Definition of Interaction Analytics:
Interaction analytics begins with raw data – multichannel interactions, such as chat transcripts, social media posts, recorded contact center calls, SMS, emails, and other – and transforms it into structured data that can be sorted, filtered, searched and analyzed to better understand your customer interactions and customer satisfaction.
Notably, interaction analytics do not stand on their own; rather, they’re most often leveraged to boost contact center performance and improve the overall customer experience.
How to Improve Interaction Analytics
The simplest way to improve your interaction analytics is through specialized interaction analytics software, which not only records data, but also analyzes it on your behalf.
The process is simple: Interaction analytics software will evaluate your interactions across all customer communications channels, including contact center calls, chats, and emails, as well as SMS text messages, social media posts, and more. The result is comprehensive analytics that represent a complete picture of your company’s customer interactions.
What’s more, the best software will not only capture your interactions, but it will convert them into an easily analyzed format (e.g. text) and make analysis easy through:
- Performance scoring
- Free-form search and playback
- Contact evaluation for various metrics, including sentiment/acoustics, categorization, and performance scoring
- Evaluation and comparison of key metrics, via data visualization
- Auto topic analysis to determine root cause and identifying outliers
- Measurement of key performance indicators across channels
- Easy extraction of analytics data
Examples of Interaction Analytics
Interaction analytics case studies easily demonstrate the immense value of proper analytics – and their implementation in improved customer service and experience, as well as in internal processes.
For example, vacation club management company Bluegreen Vacations was able to leverage interaction analytics to improve CSAT by 26%, improve agent quality scores by 19%, increase sales performance by 48%, and achieve ROI in under a year. Conclusion: Bluegreen Vacations turned their contact center operations from cost center into profit center.
In another example, English language-instruction company Open English was able to use interaction analytics to reduce silence and call avoidance, improve their call efficiency, increase marketing effectiveness, and boost sales performance.
Benefits of Interaction Analytics
Leveraged well, interaction analytics not only improve customer satisfaction, but also help your company become more efficient and profitable. By capturing and analyzing multi-channel interactions, you can:
- Improve Customer Experience: Take the guesswork out of improving the customer experience, by identifying areas of improvement, ensuring agent compliance, and share successful behaviors to please customers.
- Identify Agent Training Needs: Use analytics to pinpoint agent coaching and training opportunities.
- Improve Operational Performance: Identify areas of improvement, to not only increase customer satisfaction, but also to improve efficiency and reduce costs.
- Qualify Leads: Follow up quickly on “hot leads,” to close new business and generate revenue.
- Set Better Appointments: Ensure all necessary information is captured for appointments. If data is missing, effect timely customer follow-ups and prevent unnecessary truck rolls.
- Reduce Liability Exposure: Take immediate action on any legal threats, to de-escalate situations and reduce liability exposure for your company.

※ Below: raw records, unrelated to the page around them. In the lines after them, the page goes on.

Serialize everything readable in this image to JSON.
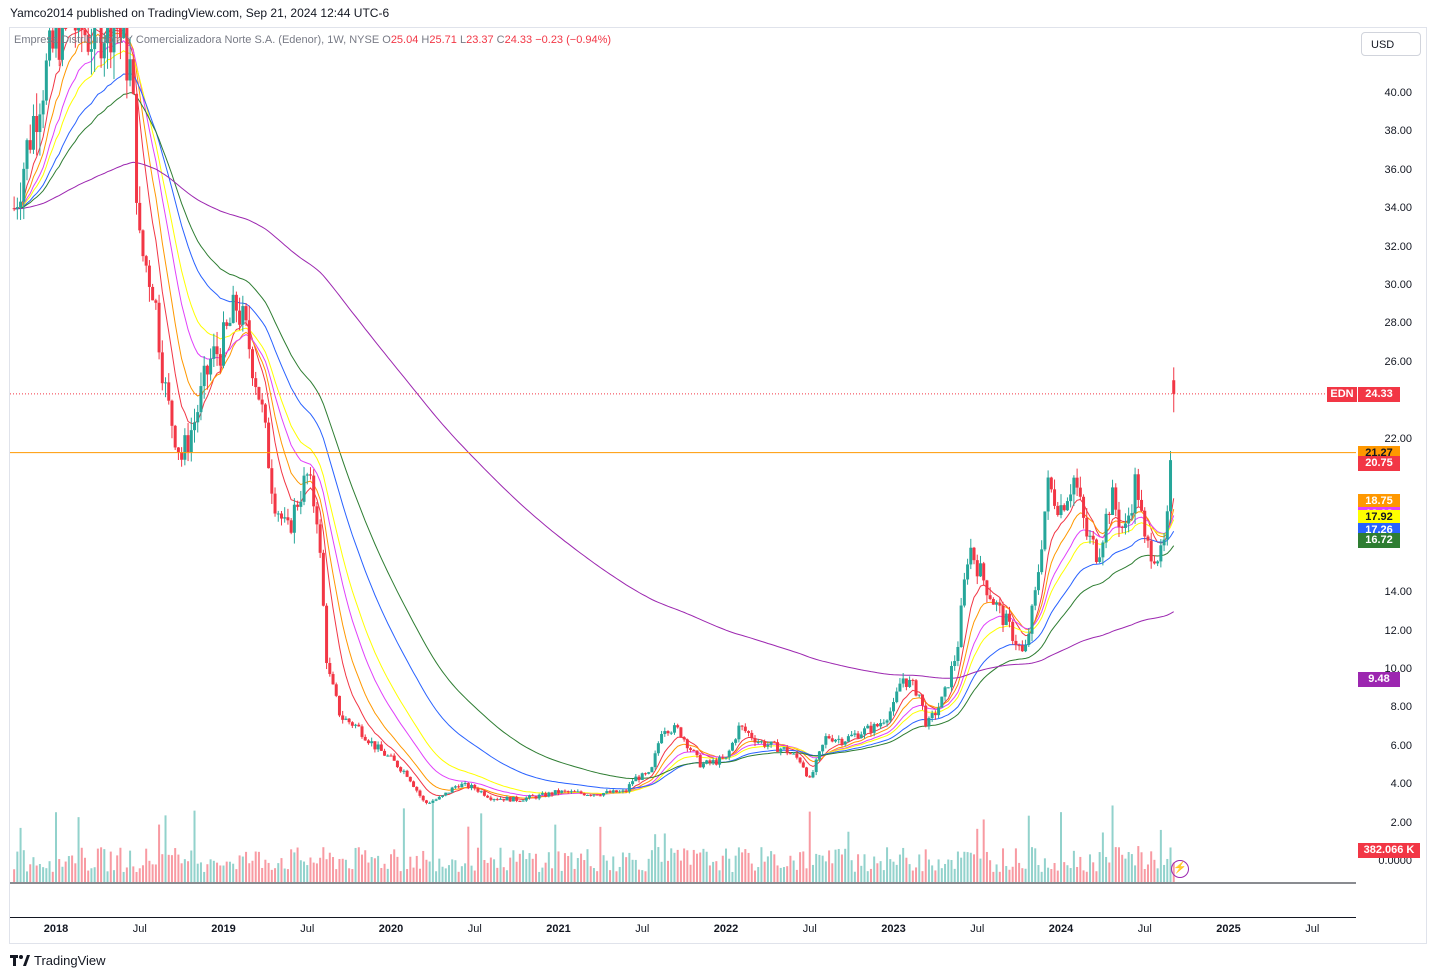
{
  "header": {
    "published_text": "Yamco2014 published on TradingView.com, Sep 21, 2024 12:44 UTC-6"
  },
  "legend": {
    "symbol_title": "Empresa Distribuidora Y Comercializadora Norte S.A. (Edenor), 1W, NYSE",
    "o_label": "O",
    "o_value": "25.04",
    "h_label": "H",
    "h_value": "25.71",
    "l_label": "L",
    "l_value": "23.37",
    "c_label": "C",
    "c_value": "24.33",
    "change": "−0.23 (−0.94%)"
  },
  "currency_button": "USD",
  "footer": {
    "brand": "TradingView"
  },
  "price_tag": {
    "symbol": "EDN",
    "value": "24.33"
  },
  "chart_data": {
    "type": "candlestick",
    "symbol": "EDN",
    "timeframe": "1W",
    "exchange": "NYSE",
    "currency": "USD",
    "y_range": [
      0,
      42
    ],
    "y_ticks": [
      "40.00",
      "38.00",
      "36.00",
      "34.00",
      "32.00",
      "30.00",
      "28.00",
      "26.00",
      "22.00",
      "14.00",
      "12.00",
      "10.00",
      "8.00",
      "6.00",
      "4.00",
      "2.00",
      "0.0000"
    ],
    "x_ticks": [
      {
        "label": "2018",
        "t": 2018.0,
        "year": true
      },
      {
        "label": "Jul",
        "t": 2018.5,
        "year": false
      },
      {
        "label": "2019",
        "t": 2019.0,
        "year": true
      },
      {
        "label": "Jul",
        "t": 2019.5,
        "year": false
      },
      {
        "label": "2020",
        "t": 2020.0,
        "year": true
      },
      {
        "label": "Jul",
        "t": 2020.5,
        "year": false
      },
      {
        "label": "2021",
        "t": 2021.0,
        "year": true
      },
      {
        "label": "Jul",
        "t": 2021.5,
        "year": false
      },
      {
        "label": "2022",
        "t": 2022.0,
        "year": true
      },
      {
        "label": "Jul",
        "t": 2022.5,
        "year": false
      },
      {
        "label": "2023",
        "t": 2023.0,
        "year": true
      },
      {
        "label": "Jul",
        "t": 2023.5,
        "year": false
      },
      {
        "label": "2024",
        "t": 2024.0,
        "year": true
      },
      {
        "label": "Jul",
        "t": 2024.5,
        "year": false
      },
      {
        "label": "2025",
        "t": 2025.0,
        "year": true
      },
      {
        "label": "Jul",
        "t": 2025.5,
        "year": false
      }
    ],
    "price_path": [
      [
        2017.75,
        34
      ],
      [
        2017.9,
        40
      ],
      [
        2018.05,
        44
      ],
      [
        2018.2,
        43
      ],
      [
        2018.35,
        44
      ],
      [
        2018.45,
        41
      ],
      [
        2018.5,
        32
      ],
      [
        2018.58,
        30
      ],
      [
        2018.66,
        24
      ],
      [
        2018.75,
        21
      ],
      [
        2018.83,
        23
      ],
      [
        2018.92,
        26
      ],
      [
        2019.0,
        27
      ],
      [
        2019.08,
        29
      ],
      [
        2019.15,
        27
      ],
      [
        2019.22,
        24
      ],
      [
        2019.3,
        19
      ],
      [
        2019.38,
        17
      ],
      [
        2019.45,
        19
      ],
      [
        2019.5,
        20
      ],
      [
        2019.56,
        18
      ],
      [
        2019.62,
        10
      ],
      [
        2019.7,
        7.5
      ],
      [
        2019.8,
        7
      ],
      [
        2019.9,
        6
      ],
      [
        2020.0,
        5.3
      ],
      [
        2020.1,
        4.5
      ],
      [
        2020.2,
        3
      ],
      [
        2020.3,
        3.3
      ],
      [
        2020.4,
        4
      ],
      [
        2020.5,
        3.8
      ],
      [
        2020.6,
        3.3
      ],
      [
        2020.75,
        3.2
      ],
      [
        2020.9,
        3.4
      ],
      [
        2021.0,
        3.6
      ],
      [
        2021.2,
        3.5
      ],
      [
        2021.4,
        3.6
      ],
      [
        2021.45,
        4.3
      ],
      [
        2021.55,
        4.5
      ],
      [
        2021.62,
        7
      ],
      [
        2021.72,
        6.8
      ],
      [
        2021.85,
        5
      ],
      [
        2022.0,
        5.3
      ],
      [
        2022.08,
        7
      ],
      [
        2022.2,
        6.2
      ],
      [
        2022.35,
        5.8
      ],
      [
        2022.45,
        5.2
      ],
      [
        2022.5,
        4.2
      ],
      [
        2022.6,
        6.5
      ],
      [
        2022.7,
        6.3
      ],
      [
        2022.8,
        6.7
      ],
      [
        2022.9,
        7
      ],
      [
        2023.0,
        8
      ],
      [
        2023.05,
        9.6
      ],
      [
        2023.15,
        8.8
      ],
      [
        2023.2,
        7
      ],
      [
        2023.3,
        8.5
      ],
      [
        2023.38,
        11
      ],
      [
        2023.45,
        16.5
      ],
      [
        2023.52,
        15
      ],
      [
        2023.6,
        13.5
      ],
      [
        2023.7,
        12
      ],
      [
        2023.78,
        10.6
      ],
      [
        2023.85,
        14
      ],
      [
        2023.92,
        19.5
      ],
      [
        2024.0,
        18.5
      ],
      [
        2024.08,
        20
      ],
      [
        2024.15,
        17
      ],
      [
        2024.22,
        16
      ],
      [
        2024.3,
        19
      ],
      [
        2024.38,
        17
      ],
      [
        2024.45,
        20
      ],
      [
        2024.5,
        16.5
      ],
      [
        2024.6,
        15.8
      ],
      [
        2024.63,
        17
      ],
      [
        2024.66,
        21
      ],
      [
        2024.68,
        24.33
      ]
    ],
    "series": [
      {
        "name": "MA1",
        "color": "#f23645",
        "last": "20.75"
      },
      {
        "name": "MA2",
        "color": "#ff9800",
        "last": "18.75"
      },
      {
        "name": "MA3",
        "color": "#e040fb",
        "last": "18.08"
      },
      {
        "name": "MA4",
        "color": "#ffff00",
        "last": "17.92"
      },
      {
        "name": "MA5",
        "color": "#2962ff",
        "last": "17.26"
      },
      {
        "name": "MA6",
        "color": "#2e7d32",
        "last": "16.72"
      },
      {
        "name": "MA7",
        "color": "#9c27b0",
        "last": "9.48"
      }
    ],
    "horizontal_line": {
      "value": "21.27",
      "color": "#ff9800"
    },
    "last_price": {
      "value": "24.33",
      "color": "#f23645"
    },
    "volume_last": {
      "value": "382.066 K",
      "color": "#f23645"
    },
    "colors": {
      "up": "#26a69a",
      "down": "#f23645"
    }
  }
}
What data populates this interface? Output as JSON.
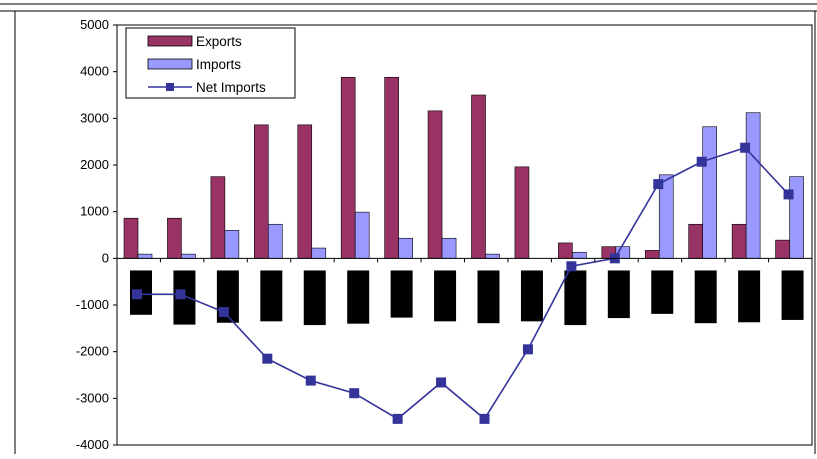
{
  "chart_data": {
    "type": "bar",
    "title": "",
    "xlabel": "",
    "ylabel": "",
    "ylim": [
      -4000,
      5000
    ],
    "yticks": [
      5000,
      4000,
      3000,
      2000,
      1000,
      0,
      -1000,
      -2000,
      -3000,
      -4000
    ],
    "grid": false,
    "legend_position": "top-left",
    "categories_count": 16,
    "series": [
      {
        "name": "Exports",
        "type": "bar",
        "color": "#993366",
        "values": [
          860,
          860,
          1750,
          2860,
          2860,
          3880,
          3880,
          3160,
          3500,
          1960,
          330,
          250,
          170,
          730,
          730,
          390
        ]
      },
      {
        "name": "Imports",
        "type": "bar",
        "color": "#9999ff",
        "values": [
          90,
          90,
          600,
          730,
          220,
          990,
          430,
          430,
          90,
          0,
          130,
          250,
          1790,
          2820,
          3120,
          1750
        ]
      },
      {
        "name": "Net Imports",
        "type": "line",
        "color": "#333399",
        "marker": "square",
        "values": [
          -770,
          -770,
          -1150,
          -2150,
          -2620,
          -2890,
          -3440,
          -2660,
          -3440,
          -1950,
          -170,
          0,
          1590,
          2070,
          2370,
          1370
        ]
      },
      {
        "type": "bar",
        "color": "#000000",
        "legend": false,
        "values": [
          -1210,
          -1420,
          -1380,
          -1350,
          -1430,
          -1400,
          -1270,
          -1350,
          -1390,
          -1350,
          -1430,
          -1280,
          -1190,
          -1390,
          -1370,
          -1320
        ]
      }
    ]
  }
}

- Auto-Generate Reports: Compare and contrast analytics, and then create reports to highlight or identify desired information.
Challenges of Interaction Analytics
There are two major challenges to interaction analytics – the how and the what? Specifically, how to gather, compile, and analyze customer interactions; and what to do with the data, once you have it?
Thanks to technology, the how is relatively simple today: robust interaction analytics software can compile the raw data, including audio, email, chats, surveys, social media, and texts. What’s more, good software will auto-analyze your interactions to provide multichannel analysis, giving you immediate insight into your data.
These insights then help define the what – what your analytics say, where your company excels, and where you need to improve. Flexible, ad-hoc analysis of your customer interactions can determine root causes through topic analysis and automatic outlier identification, and can also sift through all your interactions to find certain buzz words/phrases (e.g. “I’d like to speak to a manager.”).
Best Practices for Interaction Analytics
When it comes to interaction analytics, best practices have less to do with the analytics, and more to do with how you use them. The key is to know your customer and know your company: What do your analytics tell you about areas to improve, and what can your company do to improve those areas?
Develop a 360º view of your customer. Use analytics to aggregate customer interactions, transactions, feedback, and agent data, to then build a beginning-to-end picture of the customer journey. Identify how to improve those customer interactions along the way. And, when customers are satisfied, work on how to deliver superb customer service while reducing your costs and increasing profitability.
How is your company leveraging interaction analytics to optimize contact center performance?